Tibalah hari pernikahannya, dan saya pun tampil berbicara di depan keluarga dan tamu undangan. Karena ini adalah nasihat perkawinan, maka saya pun mencoba memaparkan konsep keluarga sakinah, mawaddah, wa rahmah yang saya sebut keluarga samara.
Sebagai mukadimah, saya pun mengutip firman Allah SWT yang artinya: “Dan di antara tanda-tanda (kebesaran-Nya) ialah Dia menciptakan pasangan-pasangan untukmu dari jenismu sendiri, supaya kamu cenderung dan merasa tenteram (sakinah) kepadanya, dan Dia menjadikan di antaramu rasa kasih (mawaddah) dan sayang (rahmah). Sungguh pada yang demikian itu, benar-benar terdapat tanda-tanda (kebesaran Allah) bagi kaum yang berpikir.” (QS. Ar-Rum [30]: 21).
Berdasarkan ayat di atas, jelaslah sudah bahwa karena kuasa dan kebesaran Allah lah, pasangan hidup kita diciptakan. Allah menciptakan pasangan hidup bagi kita dari jenis kita sendiri, bukan dari jenis makhluk Allah yang lain.

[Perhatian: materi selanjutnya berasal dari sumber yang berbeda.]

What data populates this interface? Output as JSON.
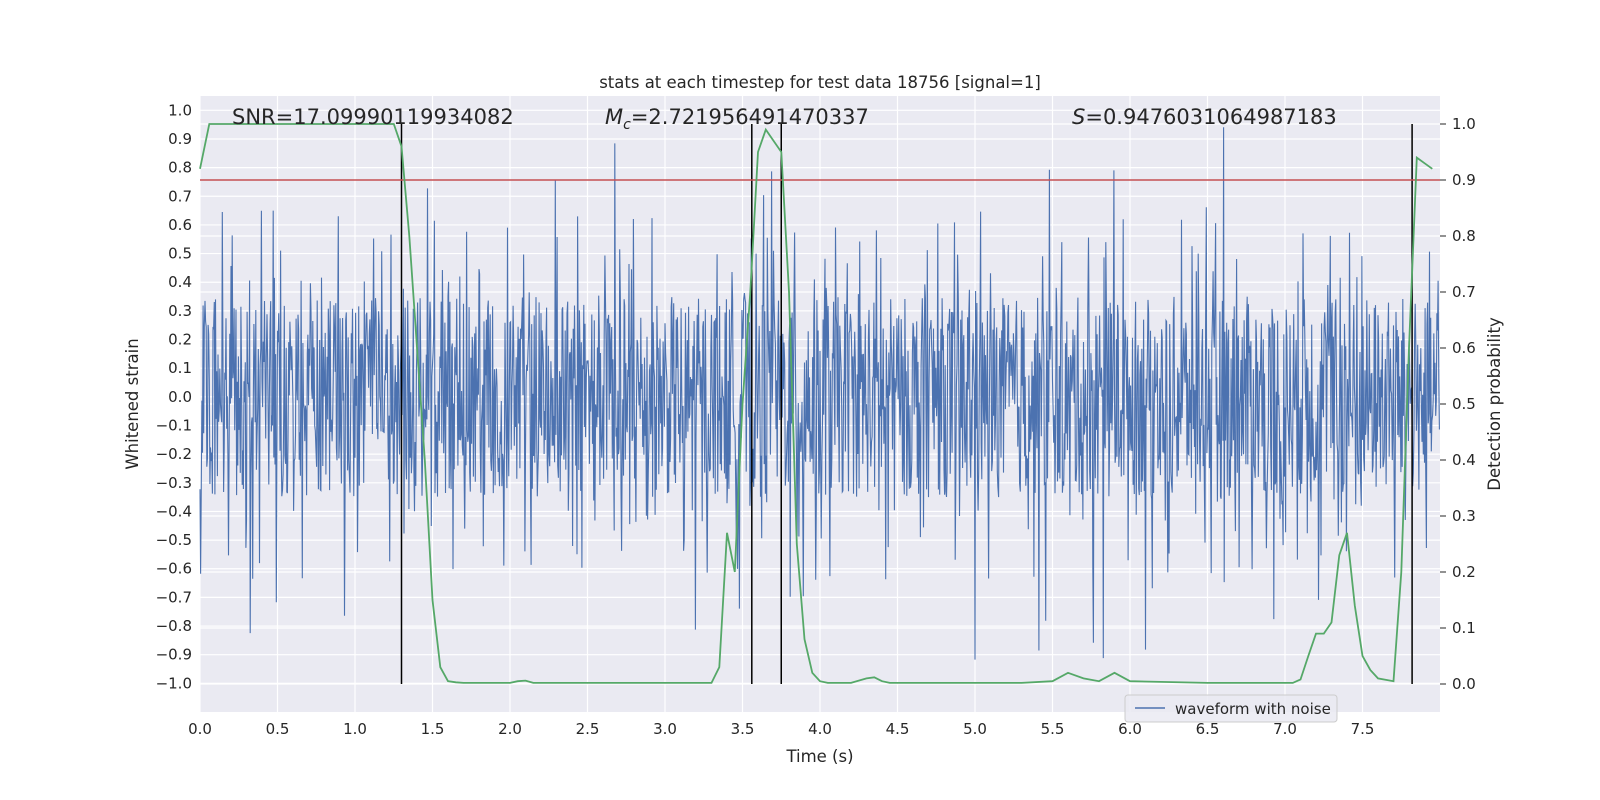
{
  "chart_data": {
    "type": "line",
    "title": "stats at each timestep for test data 18756 [signal=1]",
    "xlabel": "Time (s)",
    "ylabel_left": "Whitened strain",
    "ylabel_right": "Detection probability",
    "xlim": [
      0.0,
      8.0
    ],
    "ylim_left": [
      -1.1,
      1.05
    ],
    "ylim_right": [
      -0.05,
      1.05
    ],
    "x_ticks": [
      "0.0",
      "0.5",
      "1.0",
      "1.5",
      "2.0",
      "2.5",
      "3.0",
      "3.5",
      "4.0",
      "4.5",
      "5.0",
      "5.5",
      "6.0",
      "6.5",
      "7.0",
      "7.5"
    ],
    "y_ticks_left": [
      "1.0",
      "0.9",
      "0.8",
      "0.7",
      "0.6",
      "0.5",
      "0.4",
      "0.3",
      "0.2",
      "0.1",
      "0.0",
      "−0.1",
      "−0.2",
      "−0.3",
      "−0.4",
      "−0.5",
      "−0.6",
      "−0.7",
      "−0.8",
      "−0.9",
      "−1.0"
    ],
    "y_ticks_right": [
      "1.0",
      "0.9",
      "0.8",
      "0.7",
      "0.6",
      "0.5",
      "0.4",
      "0.3",
      "0.2",
      "0.1",
      "0.0"
    ],
    "annotations": {
      "snr": "SNR=17.09990119934082",
      "mc_symbol": "M",
      "mc_sub": "c",
      "mc_value": "=2.721956491470337",
      "s_symbol": "S",
      "s_value": "=0.9476031064987183"
    },
    "legend": {
      "label": "waveform with noise",
      "position": "bottom-right"
    },
    "threshold": {
      "value": 0.9,
      "axis": "right",
      "color": "#c44e52"
    },
    "vertical_markers": [
      1.3,
      3.56,
      3.75,
      7.82
    ],
    "series": [
      {
        "name": "waveform with noise",
        "axis": "left",
        "color": "#4c72b0",
        "kind": "strain",
        "approx_core_amplitude": 0.35,
        "approx_peak_amplitude": 0.95
      },
      {
        "name": "detection probability",
        "axis": "right",
        "color": "#55a868",
        "x": [
          0.0,
          0.06,
          0.12,
          0.2,
          0.5,
          1.0,
          1.25,
          1.3,
          1.35,
          1.45,
          1.5,
          1.55,
          1.6,
          1.65,
          1.7,
          1.8,
          2.0,
          2.05,
          2.1,
          2.15,
          2.2,
          2.5,
          3.0,
          3.3,
          3.35,
          3.4,
          3.45,
          3.5,
          3.55,
          3.6,
          3.65,
          3.7,
          3.75,
          3.8,
          3.85,
          3.9,
          3.95,
          4.0,
          4.05,
          4.2,
          4.3,
          4.35,
          4.4,
          4.45,
          4.5,
          4.8,
          5.3,
          5.5,
          5.6,
          5.7,
          5.8,
          5.9,
          6.0,
          6.5,
          6.9,
          7.05,
          7.1,
          7.15,
          7.2,
          7.25,
          7.3,
          7.35,
          7.4,
          7.45,
          7.5,
          7.55,
          7.6,
          7.7,
          7.75,
          7.8,
          7.85,
          7.9,
          7.95
        ],
        "y": [
          0.92,
          1.0,
          1.0,
          1.0,
          1.0,
          1.0,
          1.0,
          0.96,
          0.8,
          0.4,
          0.15,
          0.03,
          0.005,
          0.003,
          0.002,
          0.002,
          0.002,
          0.005,
          0.006,
          0.002,
          0.002,
          0.002,
          0.002,
          0.002,
          0.03,
          0.27,
          0.2,
          0.5,
          0.7,
          0.95,
          0.99,
          0.97,
          0.95,
          0.7,
          0.25,
          0.08,
          0.02,
          0.005,
          0.002,
          0.002,
          0.01,
          0.012,
          0.005,
          0.002,
          0.002,
          0.002,
          0.002,
          0.005,
          0.02,
          0.01,
          0.005,
          0.02,
          0.005,
          0.002,
          0.002,
          0.002,
          0.008,
          0.05,
          0.09,
          0.09,
          0.11,
          0.23,
          0.27,
          0.14,
          0.05,
          0.025,
          0.01,
          0.005,
          0.2,
          0.6,
          0.94,
          0.93,
          0.92
        ]
      }
    ]
  }
}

Tujuan yang ingin dicapai adalah agar setiap pasangan merasakan dan memiliki keluarga yang samara. Untuk itulah, setiap kali ada pasangan yang menikah, maka do’a dan harapan yang paling banyak disampaikan adalah semoga menjadi keluarga yang samara.
Apa sesungguhnya keluarga samara itu?
Mari kita urai satu per satu dari ketiga suku kata tersebut.
Keluarga yang Sakinah
Sakinah artinya adalah tenang atau tenteram. Keluarga yang sakinah berarti keluarga yang seluruh anggotanya merasakan ketenangan, ketenteraman, perlindungan, kebahagiaan, keberkahan, kehormatan, dan kepercayaan.
Keluarga yang sakinah adalah keluarga yang jauh dari keributan, percekcokan, dan konflik-konflik lain yang berpotensi akan membuat keluarga berantakan. Jangankan kekerasan dalam rumah tangga (KDRT), kekerasan verbal atau sikap lain yang menyakitkan pasangan pun tidak ada.
Keluarga yang sakinah merupakan modal yang sangat berarti, bagi seluruh anggota keluarga untuk meraih prestasi. Keluarga yang sakinah merupakan dasar untuk dapat meraih kebahagiaan bagi seluruh anggota keluarga.
Keluarga yang Mawaddah
Mawaddah artinya cinta kepada pasangannya. Keluarga yang mawaddah berarti keluarga yang merasakan adanya rasa saling mencintai antar pasangan suami istri dan juga seluruh anggota keluarga.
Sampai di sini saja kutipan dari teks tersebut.